I was just looking at the rep on the user's list. Some of the people have the saying 

(Person) is most definately lame


Did we mean _*definitely *_??


----------



## Navarre (Jan 5, 2006)

I guess your never no for shore.


----------



## arnisador (Jan 5, 2006)

It's as though the tech. person here can't spell...but, surely that can't be so!


----------



## shesulsa (Jan 6, 2006)

Pobody's nerfect.


----------



## Jonathan Randall (Jan 6, 2006)

Sam said:
			
		

> I was just looking at the rep on the user's list. Some of the people have the saying
> 
> (Person) is most definately lame
> 
> ...


 
I never picked up on the misspalling! I do know that poster's with that "title", usually end up banned or on suspension.
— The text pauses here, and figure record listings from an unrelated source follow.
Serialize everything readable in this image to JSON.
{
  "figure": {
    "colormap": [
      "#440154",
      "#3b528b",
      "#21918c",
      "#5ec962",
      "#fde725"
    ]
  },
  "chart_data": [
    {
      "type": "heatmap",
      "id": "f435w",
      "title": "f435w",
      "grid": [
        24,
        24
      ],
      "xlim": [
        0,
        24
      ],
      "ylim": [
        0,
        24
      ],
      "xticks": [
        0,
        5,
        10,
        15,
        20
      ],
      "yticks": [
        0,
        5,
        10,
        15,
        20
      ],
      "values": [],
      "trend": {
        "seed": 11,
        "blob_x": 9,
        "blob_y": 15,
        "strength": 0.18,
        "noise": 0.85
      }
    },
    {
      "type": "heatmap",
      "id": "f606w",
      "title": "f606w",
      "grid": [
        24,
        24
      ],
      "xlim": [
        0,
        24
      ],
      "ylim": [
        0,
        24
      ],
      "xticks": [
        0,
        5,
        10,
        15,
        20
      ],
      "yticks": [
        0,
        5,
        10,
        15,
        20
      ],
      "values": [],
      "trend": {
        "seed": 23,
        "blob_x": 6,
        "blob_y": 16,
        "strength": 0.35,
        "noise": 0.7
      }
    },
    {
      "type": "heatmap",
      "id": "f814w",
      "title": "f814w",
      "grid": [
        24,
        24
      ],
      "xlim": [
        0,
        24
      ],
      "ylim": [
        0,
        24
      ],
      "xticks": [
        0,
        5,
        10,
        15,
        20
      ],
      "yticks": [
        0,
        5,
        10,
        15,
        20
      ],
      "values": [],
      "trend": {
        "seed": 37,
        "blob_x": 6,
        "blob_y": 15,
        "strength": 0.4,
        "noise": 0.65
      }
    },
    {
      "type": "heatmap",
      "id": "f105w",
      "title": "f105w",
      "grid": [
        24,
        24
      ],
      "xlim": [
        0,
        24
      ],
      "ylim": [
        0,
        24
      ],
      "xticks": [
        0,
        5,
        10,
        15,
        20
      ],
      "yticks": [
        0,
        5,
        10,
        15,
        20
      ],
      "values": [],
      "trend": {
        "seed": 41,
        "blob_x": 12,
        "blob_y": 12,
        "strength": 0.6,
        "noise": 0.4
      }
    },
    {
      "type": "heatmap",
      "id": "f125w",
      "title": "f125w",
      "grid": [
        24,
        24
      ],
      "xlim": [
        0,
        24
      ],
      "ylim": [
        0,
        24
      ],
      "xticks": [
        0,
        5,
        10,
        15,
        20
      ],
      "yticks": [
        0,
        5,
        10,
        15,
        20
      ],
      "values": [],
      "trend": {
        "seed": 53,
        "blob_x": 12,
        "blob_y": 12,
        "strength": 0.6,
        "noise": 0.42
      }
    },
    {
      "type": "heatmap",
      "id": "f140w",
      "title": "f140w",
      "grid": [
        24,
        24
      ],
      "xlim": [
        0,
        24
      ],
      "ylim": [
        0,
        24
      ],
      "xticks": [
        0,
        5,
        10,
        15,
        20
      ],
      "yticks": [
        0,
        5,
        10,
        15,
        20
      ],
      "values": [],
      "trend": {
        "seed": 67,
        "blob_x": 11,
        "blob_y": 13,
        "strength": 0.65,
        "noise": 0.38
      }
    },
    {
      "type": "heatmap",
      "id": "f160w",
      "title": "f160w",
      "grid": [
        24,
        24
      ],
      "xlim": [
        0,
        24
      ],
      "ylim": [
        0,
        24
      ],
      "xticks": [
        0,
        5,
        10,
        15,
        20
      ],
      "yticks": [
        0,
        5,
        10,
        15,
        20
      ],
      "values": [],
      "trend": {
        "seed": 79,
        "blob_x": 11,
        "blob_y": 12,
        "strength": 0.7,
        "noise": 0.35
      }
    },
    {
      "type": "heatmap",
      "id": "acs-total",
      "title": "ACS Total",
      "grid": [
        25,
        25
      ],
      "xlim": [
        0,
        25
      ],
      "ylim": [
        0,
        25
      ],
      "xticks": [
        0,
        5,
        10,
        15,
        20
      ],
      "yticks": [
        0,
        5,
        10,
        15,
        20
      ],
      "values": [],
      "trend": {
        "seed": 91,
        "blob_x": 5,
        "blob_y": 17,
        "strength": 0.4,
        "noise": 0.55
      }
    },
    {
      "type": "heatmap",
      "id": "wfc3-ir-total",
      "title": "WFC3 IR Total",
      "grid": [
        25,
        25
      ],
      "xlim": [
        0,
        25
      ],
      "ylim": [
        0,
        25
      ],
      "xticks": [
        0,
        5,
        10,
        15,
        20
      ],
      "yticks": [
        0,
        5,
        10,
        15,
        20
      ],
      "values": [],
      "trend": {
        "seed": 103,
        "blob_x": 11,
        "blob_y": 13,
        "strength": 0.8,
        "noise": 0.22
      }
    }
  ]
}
A few do learn from their bad reputation and stop the behavior that caused it.


----------



## Bob Hubbard (Jan 6, 2006)

Hey, thats a default entry, so it's misspelled on hundreds of other sites too.
That means, it's really correct, ya' know.


----------



## Navarre (Jan 6, 2006)

Two wrongs don't make a right...but hundreds of the same wrong will.

per Bob Hubbard, esquire 
06 Jan, 2006


----------



## Jade Tigress (Jan 6, 2006)

You're a real fart smeller.


----------